A: This film was a documentary, is this a genre you particularly like to work with?
DF: Long Journey Home is a dramatised documentary, rather than pure documentary – if such a thing actually exists, that is – all films, in my opinion, are an artifice! In my day job, I’m a film editor on docs for TV and cinema, cutting such things as the BBC’s Horizon, Channel 4’s The Churchills (with David Starkey) and Sundance winning docs like In the Shadow of the Moon. So I am rather steeped in the documentary tradition. Although my initial idea for Long Journey Home was to dramatise the story, in speaking to Jutta, I realised that she had some really interesting things to say about what had happened. The family photos also had a story to tell and could play a role in the film too – so I revised my approach. TV drama-doc, with its budget re-enactments, has rather sullied the waters for the genre. I wanted to try something different, where the drama and the doc could not just awkwardly co-exist but instead could work together, handing the story over from one element to another. I hope that I’ve been successful in this approach!

A: Which film directors and films have particularly inspired you?
DF: My inspiration has always come from many different sources, not just the movies. I have to confess to not watching much television, mainly because I’m involved in it, but it’s from my work, the editing side, that I’ve learnt the love and craft of story. In terms of cinema, I tend to draw more inspiration from what might be termed “vintage” film makers – in particular, the 1940’s films of Powell & Pressburger. I love the sense that they had for a landscape and a place, and their amazingly warm characterisation – particularly of strong female characters. Inspiration also comes from music. As a “temp” track for the film, I had used a piece from Ralph Vaughan Williams music Six Studies in English Folk Song. Somehow I wanted to replicate the feel of this, and so, on searching the web I found an old Surrey folk song called The Trees They Grow so Tall. I approached my friend and colleague, composer Philip Sheppard who adapted it, and this became the main theme for the film. He wrote a complete score and we then recorded it with the local orchestra. For me, this helps root the story in its time and place. Inspiration comes too from technology – in particular the Canon 5D Mk2 camera. My friend, photographer Iain Philpott, was keen to see what he could do with the Canon, and came on board the project at the very start. I think the results speak for themselves. My final inspiration comes from all those people – mostly local – who volunteered to help on this film, for no money and some horribly early mornings. Without them, the film could not have been made.

A: Are there any documentaries you’d like to make, or future films you have planned?
DF:
This film started out with the idea of producing a short trailer, and instead it turned into a 22’ short film. However, my intention is still to try and produce this as a theatrical feature.

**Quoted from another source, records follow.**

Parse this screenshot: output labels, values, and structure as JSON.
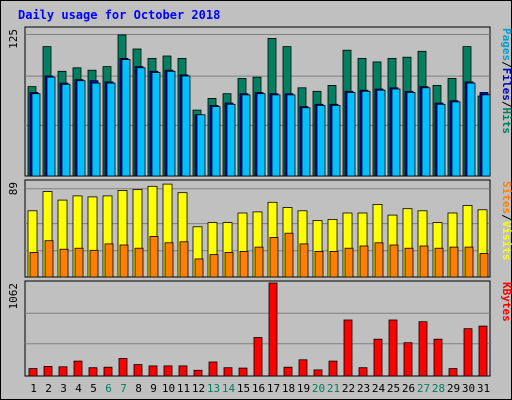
{
  "chart_data": {
    "type": "bar",
    "title": "Daily usage for October 2018",
    "categories": [
      "1",
      "2",
      "3",
      "4",
      "5",
      "6",
      "7",
      "8",
      "9",
      "10",
      "11",
      "12",
      "13",
      "14",
      "15",
      "16",
      "17",
      "18",
      "19",
      "20",
      "21",
      "22",
      "23",
      "24",
      "25",
      "26",
      "27",
      "28",
      "29",
      "30",
      "31"
    ],
    "weekend_days": [
      "6",
      "7",
      "13",
      "14",
      "20",
      "21",
      "27",
      "28"
    ],
    "panels": [
      {
        "name": "hits-files-pages",
        "ymax_label": "125",
        "ymax": 125,
        "legend": [
          {
            "text": "Pages",
            "color": "#00a0d0"
          },
          {
            "text": "/",
            "color": "#000000"
          },
          {
            "text": "Files",
            "color": "#0000c0"
          },
          {
            "text": "/",
            "color": "#000000"
          },
          {
            "text": "Hits",
            "color": "#008060"
          }
        ],
        "series": [
          {
            "name": "Hits",
            "color": "#008060",
            "values": [
              76,
              110,
              89,
              92,
              90,
              93,
              120,
              108,
              100,
              102,
              100,
              56,
              66,
              70,
              83,
              84,
              117,
              110,
              75,
              72,
              77,
              107,
              100,
              97,
              100,
              101,
              106,
              77,
              83,
              110,
              68
            ]
          },
          {
            "name": "Files",
            "color": "#0000c0",
            "values": [
              71,
              85,
              79,
              82,
              81,
              80,
              100,
              93,
              89,
              90,
              86,
              52,
              60,
              62,
              70,
              71,
              70,
              70,
              59,
              61,
              61,
              72,
              73,
              74,
              75,
              72,
              76,
              62,
              64,
              80,
              71
            ]
          },
          {
            "name": "Pages",
            "color": "#00c0ff",
            "values": [
              70,
              84,
              78,
              81,
              79,
              79,
              99,
              92,
              88,
              89,
              85,
              52,
              59,
              61,
              69,
              70,
              69,
              69,
              58,
              60,
              60,
              71,
              72,
              73,
              74,
              71,
              75,
              61,
              63,
              79,
              69
            ]
          }
        ]
      },
      {
        "name": "visits-sites",
        "ymax_label": "89",
        "ymax": 89,
        "legend": [
          {
            "text": "Sites",
            "color": "#ff8000"
          },
          {
            "text": "/",
            "color": "#000000"
          },
          {
            "text": "Visits",
            "color": "#ffff00"
          }
        ],
        "series": [
          {
            "name": "Visits",
            "color": "#ffff00",
            "values": [
              62,
              80,
              72,
              76,
              75,
              76,
              81,
              82,
              85,
              87,
              79,
              47,
              51,
              51,
              60,
              61,
              70,
              65,
              62,
              53,
              54,
              60,
              60,
              68,
              58,
              64,
              62,
              51,
              60,
              67,
              63
            ]
          },
          {
            "name": "Sites",
            "color": "#ff8000",
            "values": [
              23,
              34,
              26,
              27,
              25,
              31,
              30,
              27,
              38,
              32,
              33,
              17,
              21,
              23,
              24,
              28,
              37,
              41,
              31,
              24,
              24,
              27,
              29,
              32,
              30,
              27,
              29,
              27,
              28,
              28,
              22
            ]
          }
        ]
      },
      {
        "name": "kbytes",
        "ymax_label": "1062",
        "ymax": 1062,
        "legend": [
          {
            "text": "KBytes",
            "color": "#ff0000"
          }
        ],
        "series": [
          {
            "name": "KBytes",
            "color": "#ff0000",
            "values": [
              85,
              110,
              105,
              170,
              95,
              100,
              200,
              130,
              115,
              115,
              115,
              65,
              160,
              95,
              90,
              440,
              1062,
              100,
              185,
              70,
              170,
              640,
              95,
              420,
              640,
              380,
              620,
              420,
              85,
              540,
              570
            ]
          }
        ]
      }
    ],
    "colors": {
      "background": "#c0c0c0",
      "plot_background": "#c0c0c0",
      "title": "#0000ff",
      "axis_text": "#000000",
      "weekend_text": "#00805c"
    }
  }
}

I have just finished writing the second draft of the complete script, and am in the process of reworking it again. I have had discussions with a major UK production company about making the film as a full-length feature documentary, but I am still very keen (especially having written the script!) to pursue the original idea of drama and documentary. One of the challenges has been to weave together all the elements – characters, events, time and circumstance, and attempt to make a narrative from it. Almost everything is based on fact and real life incidents, which I have taken from conversations with Jutta and her brother Dieter; from letters and books; from photographs and official records. I’ve also researched the history of the era and accurately located my characters in time and place – for instance, I could work out from Rudolf’s letters where he was on the Eastern Front, when he was there and what unit he was with. But there were times where I did have to make things up. I hope those bits don’t stand out!

The Long Journey Home will be screening at ASFF from 9 – 11 November across the City of York.